Grauer, the Course Hero CEO and co-founder, says the company combats potential academic misconduct in every way it can. Any time it identifies cases of abuse, "or where it becomes exceedingly clear that there is abuse," site monitors "remove that content.".
The philosophical premise behind sharing websites like Course Hero -- and behind getting a higher education, for that matter -- is that "there’s some pedagogical learning value that comes out" of exploring the educational materials you might find on such sites, Rettinger says.
Course Hero made news in business and technology publications last week by becoming the latest education technology company to see its value soar past $1 billion. This column explores an issue altogether different from Course Hero's valuation: Has the company become a valued player in the learning ecosystem in the eyes of faculty members? Have concerns about copyright and cheating dissipated?
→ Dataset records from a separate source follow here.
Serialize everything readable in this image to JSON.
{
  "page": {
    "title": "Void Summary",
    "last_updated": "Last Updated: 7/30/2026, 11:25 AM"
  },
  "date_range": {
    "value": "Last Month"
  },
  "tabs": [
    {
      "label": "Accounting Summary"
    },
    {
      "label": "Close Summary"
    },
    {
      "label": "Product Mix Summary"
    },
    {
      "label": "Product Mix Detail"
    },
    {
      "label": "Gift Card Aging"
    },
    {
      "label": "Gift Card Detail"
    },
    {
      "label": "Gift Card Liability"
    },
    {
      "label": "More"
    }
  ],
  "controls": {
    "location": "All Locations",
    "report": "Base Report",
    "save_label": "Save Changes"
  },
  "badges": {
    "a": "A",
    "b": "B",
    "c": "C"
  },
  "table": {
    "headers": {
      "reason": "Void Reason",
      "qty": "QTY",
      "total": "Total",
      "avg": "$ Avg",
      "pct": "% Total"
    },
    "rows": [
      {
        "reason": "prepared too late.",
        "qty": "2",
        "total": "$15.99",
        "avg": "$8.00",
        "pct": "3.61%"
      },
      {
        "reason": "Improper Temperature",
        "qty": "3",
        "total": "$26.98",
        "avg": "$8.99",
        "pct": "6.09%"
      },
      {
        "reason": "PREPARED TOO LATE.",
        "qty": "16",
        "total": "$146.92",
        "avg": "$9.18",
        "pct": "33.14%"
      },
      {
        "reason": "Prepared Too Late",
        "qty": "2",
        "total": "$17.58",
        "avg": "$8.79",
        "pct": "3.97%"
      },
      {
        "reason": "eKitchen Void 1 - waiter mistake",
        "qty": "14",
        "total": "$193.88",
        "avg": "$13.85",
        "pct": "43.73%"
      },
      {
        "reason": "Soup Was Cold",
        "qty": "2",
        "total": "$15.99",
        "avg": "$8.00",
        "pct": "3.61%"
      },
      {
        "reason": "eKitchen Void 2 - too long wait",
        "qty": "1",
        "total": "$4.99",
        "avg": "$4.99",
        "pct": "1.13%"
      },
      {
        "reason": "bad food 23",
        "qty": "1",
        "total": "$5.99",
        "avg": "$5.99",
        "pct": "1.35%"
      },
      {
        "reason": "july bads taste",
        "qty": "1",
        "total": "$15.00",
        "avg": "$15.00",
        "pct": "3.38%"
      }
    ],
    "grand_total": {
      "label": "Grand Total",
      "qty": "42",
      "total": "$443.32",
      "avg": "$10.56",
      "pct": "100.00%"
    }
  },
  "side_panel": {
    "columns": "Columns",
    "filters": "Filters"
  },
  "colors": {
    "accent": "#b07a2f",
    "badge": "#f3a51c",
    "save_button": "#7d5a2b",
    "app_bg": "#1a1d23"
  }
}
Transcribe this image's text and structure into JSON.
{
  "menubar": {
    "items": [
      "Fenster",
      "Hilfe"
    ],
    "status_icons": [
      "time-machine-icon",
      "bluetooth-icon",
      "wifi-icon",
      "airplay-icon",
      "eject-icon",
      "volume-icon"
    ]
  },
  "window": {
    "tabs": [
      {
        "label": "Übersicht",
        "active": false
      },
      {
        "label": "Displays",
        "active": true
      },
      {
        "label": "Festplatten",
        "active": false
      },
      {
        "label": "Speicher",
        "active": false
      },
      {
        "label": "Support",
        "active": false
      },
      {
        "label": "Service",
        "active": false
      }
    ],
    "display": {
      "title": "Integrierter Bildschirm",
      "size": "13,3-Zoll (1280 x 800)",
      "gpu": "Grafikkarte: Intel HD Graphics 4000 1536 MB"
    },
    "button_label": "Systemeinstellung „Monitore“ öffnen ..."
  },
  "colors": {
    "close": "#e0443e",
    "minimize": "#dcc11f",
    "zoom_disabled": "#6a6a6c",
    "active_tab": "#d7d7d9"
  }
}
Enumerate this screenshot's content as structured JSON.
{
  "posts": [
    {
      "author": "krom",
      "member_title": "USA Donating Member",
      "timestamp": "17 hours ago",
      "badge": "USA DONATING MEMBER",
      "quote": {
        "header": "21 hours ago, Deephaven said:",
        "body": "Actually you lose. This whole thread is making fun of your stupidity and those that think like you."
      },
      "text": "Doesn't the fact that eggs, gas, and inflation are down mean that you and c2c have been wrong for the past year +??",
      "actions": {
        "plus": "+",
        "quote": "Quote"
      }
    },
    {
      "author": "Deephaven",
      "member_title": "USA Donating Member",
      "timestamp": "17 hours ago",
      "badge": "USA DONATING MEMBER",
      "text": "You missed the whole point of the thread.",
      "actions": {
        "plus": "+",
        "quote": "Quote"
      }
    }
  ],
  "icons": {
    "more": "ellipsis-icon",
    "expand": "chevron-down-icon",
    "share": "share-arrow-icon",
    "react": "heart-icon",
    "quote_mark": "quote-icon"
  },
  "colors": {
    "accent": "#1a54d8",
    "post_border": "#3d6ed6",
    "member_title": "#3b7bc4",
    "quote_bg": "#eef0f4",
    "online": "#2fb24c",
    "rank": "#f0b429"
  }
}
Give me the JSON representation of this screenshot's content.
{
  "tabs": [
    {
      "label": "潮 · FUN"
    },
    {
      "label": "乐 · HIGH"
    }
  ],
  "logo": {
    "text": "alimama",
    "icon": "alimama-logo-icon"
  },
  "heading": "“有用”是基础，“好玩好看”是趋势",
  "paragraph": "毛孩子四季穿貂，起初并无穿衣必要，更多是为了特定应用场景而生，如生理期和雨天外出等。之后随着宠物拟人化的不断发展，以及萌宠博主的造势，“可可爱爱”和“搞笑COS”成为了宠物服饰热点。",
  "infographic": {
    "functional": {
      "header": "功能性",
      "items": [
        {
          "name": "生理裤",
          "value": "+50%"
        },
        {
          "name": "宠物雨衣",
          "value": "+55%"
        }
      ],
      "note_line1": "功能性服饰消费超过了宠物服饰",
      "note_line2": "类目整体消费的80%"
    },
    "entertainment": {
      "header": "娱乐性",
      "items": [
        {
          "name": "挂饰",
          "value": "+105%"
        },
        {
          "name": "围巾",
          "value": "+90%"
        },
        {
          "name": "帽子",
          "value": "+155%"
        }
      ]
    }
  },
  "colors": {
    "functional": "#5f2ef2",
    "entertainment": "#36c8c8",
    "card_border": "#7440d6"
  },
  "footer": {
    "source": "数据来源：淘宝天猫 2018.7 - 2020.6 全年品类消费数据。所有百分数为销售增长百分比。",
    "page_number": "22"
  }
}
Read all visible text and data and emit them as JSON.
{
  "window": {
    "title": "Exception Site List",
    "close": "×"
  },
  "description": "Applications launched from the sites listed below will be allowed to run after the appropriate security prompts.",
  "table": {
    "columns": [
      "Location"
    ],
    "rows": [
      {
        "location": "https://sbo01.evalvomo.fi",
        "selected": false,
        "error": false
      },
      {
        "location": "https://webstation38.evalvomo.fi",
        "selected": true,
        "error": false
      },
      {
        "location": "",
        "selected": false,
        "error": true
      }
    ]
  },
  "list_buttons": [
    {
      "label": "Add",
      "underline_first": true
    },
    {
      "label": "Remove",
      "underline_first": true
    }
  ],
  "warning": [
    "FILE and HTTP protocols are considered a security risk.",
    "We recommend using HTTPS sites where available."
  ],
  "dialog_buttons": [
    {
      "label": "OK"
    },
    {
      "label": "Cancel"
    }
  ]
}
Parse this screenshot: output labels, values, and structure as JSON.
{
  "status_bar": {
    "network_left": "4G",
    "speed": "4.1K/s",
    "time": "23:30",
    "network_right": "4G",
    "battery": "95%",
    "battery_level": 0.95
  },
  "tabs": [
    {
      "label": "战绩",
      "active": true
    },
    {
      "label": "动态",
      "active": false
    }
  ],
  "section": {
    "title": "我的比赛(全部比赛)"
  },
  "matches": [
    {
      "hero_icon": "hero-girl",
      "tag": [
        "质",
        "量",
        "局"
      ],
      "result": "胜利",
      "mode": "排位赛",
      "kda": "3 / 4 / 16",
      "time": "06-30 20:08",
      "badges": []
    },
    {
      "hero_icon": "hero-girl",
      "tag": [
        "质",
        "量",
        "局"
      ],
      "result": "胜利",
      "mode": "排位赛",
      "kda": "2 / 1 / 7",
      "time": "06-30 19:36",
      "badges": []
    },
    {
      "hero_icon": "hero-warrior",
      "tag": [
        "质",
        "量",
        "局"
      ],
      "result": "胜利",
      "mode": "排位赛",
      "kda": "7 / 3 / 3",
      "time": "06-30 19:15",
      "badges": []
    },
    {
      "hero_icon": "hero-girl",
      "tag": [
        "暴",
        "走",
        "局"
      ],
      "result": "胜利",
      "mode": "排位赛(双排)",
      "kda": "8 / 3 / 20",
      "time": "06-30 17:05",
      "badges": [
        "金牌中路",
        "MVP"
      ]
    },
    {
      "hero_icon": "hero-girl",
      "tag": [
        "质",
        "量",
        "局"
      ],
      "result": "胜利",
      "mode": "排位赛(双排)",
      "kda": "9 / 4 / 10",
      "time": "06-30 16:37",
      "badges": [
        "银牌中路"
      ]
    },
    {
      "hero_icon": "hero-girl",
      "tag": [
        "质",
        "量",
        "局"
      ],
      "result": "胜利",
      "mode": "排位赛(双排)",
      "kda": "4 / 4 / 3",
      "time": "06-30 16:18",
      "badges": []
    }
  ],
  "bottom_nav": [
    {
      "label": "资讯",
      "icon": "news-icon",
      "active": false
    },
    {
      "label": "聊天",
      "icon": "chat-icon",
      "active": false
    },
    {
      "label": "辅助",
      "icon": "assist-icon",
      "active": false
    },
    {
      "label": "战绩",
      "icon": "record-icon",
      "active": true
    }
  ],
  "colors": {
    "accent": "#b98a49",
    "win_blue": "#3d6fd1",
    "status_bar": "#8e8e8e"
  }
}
Oakley failed an early test in a course on circuits, she says, because she didn't understand a concept the professor had never introduced in class. Other students didn't fail -- and when she pressed, she learned that most of them had had an old exam of his that revealed the trick.
Johnson says Course Hero has helped her embrace that change. She is not only one of the 30,000 faculty participants in Course Hero's instructor portal (the " faculty club "), but she also enthusiastically attends the company's annual educator conference and has had her teaching profiled on the company’s website.
Aggrieved faculty members complained that students were sharing instructors' intellectual property without their permission and enabling the sort of questionable sharing of academic work that previously was available only in a fraternity-house basement or a quiet meeting amid the campus library stacks.